One day another song makes its way up through the trees, sung by the children to a tune which for me has become wistful. Among the young voices I can identify that of Marisil, Bini’s fifteen-year-old daughter. She produces angular sounds which are entirely Eastern; in their scraped quality the words carry intact through the leaves:
Ali, ali, namamangka,
pasakayin yaring bata;
pagdating sa Maynila
ipagpalit ng manika.
Ali, ali, namamayong,
pasukubin yaring sanggol;
pagdating sa Malabon
ipagpalit ng bagoong.
Suddenly the words are no longer those I know by rote. They become immensely sinister.
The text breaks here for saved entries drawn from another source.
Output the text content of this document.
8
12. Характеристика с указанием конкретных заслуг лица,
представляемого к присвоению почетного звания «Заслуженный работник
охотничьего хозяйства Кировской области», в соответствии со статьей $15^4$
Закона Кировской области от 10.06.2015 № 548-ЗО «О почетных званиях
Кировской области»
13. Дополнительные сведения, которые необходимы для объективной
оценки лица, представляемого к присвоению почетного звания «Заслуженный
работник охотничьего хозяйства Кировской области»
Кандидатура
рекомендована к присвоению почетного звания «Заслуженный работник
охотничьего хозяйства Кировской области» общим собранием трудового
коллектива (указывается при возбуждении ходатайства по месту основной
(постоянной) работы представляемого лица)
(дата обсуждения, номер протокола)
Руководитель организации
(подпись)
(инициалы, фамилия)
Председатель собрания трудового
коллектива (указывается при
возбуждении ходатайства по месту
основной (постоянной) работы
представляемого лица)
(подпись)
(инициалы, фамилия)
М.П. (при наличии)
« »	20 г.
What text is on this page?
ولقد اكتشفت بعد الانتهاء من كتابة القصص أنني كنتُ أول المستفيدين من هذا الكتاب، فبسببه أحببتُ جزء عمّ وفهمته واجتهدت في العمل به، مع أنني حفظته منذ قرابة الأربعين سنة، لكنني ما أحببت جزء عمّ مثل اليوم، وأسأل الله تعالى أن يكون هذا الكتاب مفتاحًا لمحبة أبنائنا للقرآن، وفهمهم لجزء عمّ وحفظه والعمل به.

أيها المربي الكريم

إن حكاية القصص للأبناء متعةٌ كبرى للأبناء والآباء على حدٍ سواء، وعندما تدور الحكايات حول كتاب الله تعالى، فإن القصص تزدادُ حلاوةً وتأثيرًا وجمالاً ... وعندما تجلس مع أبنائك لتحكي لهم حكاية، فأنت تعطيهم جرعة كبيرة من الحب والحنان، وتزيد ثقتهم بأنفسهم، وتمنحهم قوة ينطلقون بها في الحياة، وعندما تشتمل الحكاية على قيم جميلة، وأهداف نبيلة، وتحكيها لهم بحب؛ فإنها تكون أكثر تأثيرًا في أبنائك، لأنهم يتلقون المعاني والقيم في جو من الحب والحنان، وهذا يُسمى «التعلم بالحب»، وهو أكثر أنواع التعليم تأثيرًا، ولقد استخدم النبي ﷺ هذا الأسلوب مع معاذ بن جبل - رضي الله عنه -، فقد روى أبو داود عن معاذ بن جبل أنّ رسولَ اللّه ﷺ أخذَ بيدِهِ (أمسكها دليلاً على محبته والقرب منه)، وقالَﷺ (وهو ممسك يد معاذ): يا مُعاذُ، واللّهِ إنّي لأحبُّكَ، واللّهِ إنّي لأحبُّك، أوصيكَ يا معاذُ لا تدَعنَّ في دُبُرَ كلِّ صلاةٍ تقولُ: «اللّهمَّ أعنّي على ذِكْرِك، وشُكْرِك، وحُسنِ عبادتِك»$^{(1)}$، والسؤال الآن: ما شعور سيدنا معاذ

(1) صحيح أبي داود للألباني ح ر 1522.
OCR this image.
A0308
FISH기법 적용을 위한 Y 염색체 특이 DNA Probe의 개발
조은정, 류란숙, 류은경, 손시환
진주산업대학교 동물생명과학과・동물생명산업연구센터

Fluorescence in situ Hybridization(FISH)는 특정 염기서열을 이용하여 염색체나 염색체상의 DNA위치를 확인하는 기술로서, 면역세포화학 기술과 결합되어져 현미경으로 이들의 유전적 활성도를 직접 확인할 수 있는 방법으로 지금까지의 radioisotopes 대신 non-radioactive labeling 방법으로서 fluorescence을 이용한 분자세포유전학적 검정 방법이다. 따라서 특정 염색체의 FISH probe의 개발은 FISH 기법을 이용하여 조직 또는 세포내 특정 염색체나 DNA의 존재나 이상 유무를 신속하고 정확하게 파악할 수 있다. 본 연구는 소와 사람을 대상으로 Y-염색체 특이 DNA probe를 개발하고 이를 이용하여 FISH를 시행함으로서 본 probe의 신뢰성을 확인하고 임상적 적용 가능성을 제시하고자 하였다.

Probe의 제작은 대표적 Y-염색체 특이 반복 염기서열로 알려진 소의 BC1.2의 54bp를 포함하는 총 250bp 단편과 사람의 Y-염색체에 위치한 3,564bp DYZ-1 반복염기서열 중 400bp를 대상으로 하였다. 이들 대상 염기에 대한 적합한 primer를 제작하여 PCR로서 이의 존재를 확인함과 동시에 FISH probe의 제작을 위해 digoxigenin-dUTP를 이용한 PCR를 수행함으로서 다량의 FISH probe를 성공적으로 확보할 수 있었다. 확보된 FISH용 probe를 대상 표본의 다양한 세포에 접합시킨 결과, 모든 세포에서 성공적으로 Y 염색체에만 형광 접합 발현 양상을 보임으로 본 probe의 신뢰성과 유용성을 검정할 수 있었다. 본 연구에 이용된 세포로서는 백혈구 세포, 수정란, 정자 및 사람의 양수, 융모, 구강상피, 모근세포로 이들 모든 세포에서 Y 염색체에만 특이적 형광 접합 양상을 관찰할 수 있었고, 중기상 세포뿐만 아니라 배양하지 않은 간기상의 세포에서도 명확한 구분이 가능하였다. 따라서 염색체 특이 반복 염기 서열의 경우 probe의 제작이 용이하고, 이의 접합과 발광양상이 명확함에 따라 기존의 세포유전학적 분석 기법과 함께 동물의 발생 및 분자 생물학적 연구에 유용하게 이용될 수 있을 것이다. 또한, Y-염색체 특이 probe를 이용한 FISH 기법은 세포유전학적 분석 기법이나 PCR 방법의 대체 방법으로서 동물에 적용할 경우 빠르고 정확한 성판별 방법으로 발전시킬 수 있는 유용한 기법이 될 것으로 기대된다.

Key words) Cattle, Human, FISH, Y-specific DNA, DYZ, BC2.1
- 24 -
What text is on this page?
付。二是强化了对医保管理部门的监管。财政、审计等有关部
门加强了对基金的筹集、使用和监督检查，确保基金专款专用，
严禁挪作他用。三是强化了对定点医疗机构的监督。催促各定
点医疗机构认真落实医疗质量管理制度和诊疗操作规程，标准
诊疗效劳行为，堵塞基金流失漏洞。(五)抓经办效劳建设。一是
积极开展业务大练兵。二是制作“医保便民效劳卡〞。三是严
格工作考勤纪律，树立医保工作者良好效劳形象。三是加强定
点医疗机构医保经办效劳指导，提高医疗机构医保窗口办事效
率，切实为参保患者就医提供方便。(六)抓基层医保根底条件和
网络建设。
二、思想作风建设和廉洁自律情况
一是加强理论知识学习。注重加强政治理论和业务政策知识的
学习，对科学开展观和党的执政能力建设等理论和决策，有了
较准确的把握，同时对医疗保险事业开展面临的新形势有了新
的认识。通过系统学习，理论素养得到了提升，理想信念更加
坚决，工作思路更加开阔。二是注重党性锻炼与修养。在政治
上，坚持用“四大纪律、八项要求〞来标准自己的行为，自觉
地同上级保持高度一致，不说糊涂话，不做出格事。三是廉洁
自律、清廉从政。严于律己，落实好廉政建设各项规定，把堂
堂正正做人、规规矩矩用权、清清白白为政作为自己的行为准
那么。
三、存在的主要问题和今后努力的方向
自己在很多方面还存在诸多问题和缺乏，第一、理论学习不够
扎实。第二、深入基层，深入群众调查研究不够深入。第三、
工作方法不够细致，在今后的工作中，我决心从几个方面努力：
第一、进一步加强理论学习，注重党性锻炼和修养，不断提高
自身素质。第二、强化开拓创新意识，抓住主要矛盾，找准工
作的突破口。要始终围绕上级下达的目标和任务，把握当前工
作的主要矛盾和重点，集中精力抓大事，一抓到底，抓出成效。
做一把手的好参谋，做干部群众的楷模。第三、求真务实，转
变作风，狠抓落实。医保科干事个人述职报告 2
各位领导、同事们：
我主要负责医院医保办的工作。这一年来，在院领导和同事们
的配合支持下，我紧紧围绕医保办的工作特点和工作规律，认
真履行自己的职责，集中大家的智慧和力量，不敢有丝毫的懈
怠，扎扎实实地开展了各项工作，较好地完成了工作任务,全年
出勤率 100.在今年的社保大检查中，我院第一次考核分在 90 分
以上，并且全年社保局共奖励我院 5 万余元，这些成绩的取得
Just as underneath certain of Grimm’s fairy-tales lurks the true savagery of the human psyche so this artless song strikes me for the first time with its terrifying threat of the stranger to whom bad children might be handed over, the unknown to which anyone might be consigned for summary metamorphosis:
Old woman, old woman, paddling
your boat,
Give this child a ride;
When you reach Manila
Change it into a doll.
Old woman, old woman, beneath your
umbrella,
Shelter this child;
When you reach Malabon
Change it into fish sauce.
The obliqueness haunts me, the children singing of ‘this child’ but not meaning themselves, singing as if they were already parents conjuring a bogeyman with which to threaten their own offspring. I look towards the invisible singing, across the valley with its canopy of fronds beating back the sun in green and gold spears and concealing all sorts of primal rawness. Having glimpsed an elemental and unchanging world and in the temporary grip of afternoon melancholy I ask myself what on earth I think I am doing messing about with water projects, what kind of parental ghost I am myself appeasing by this idiotic way of life.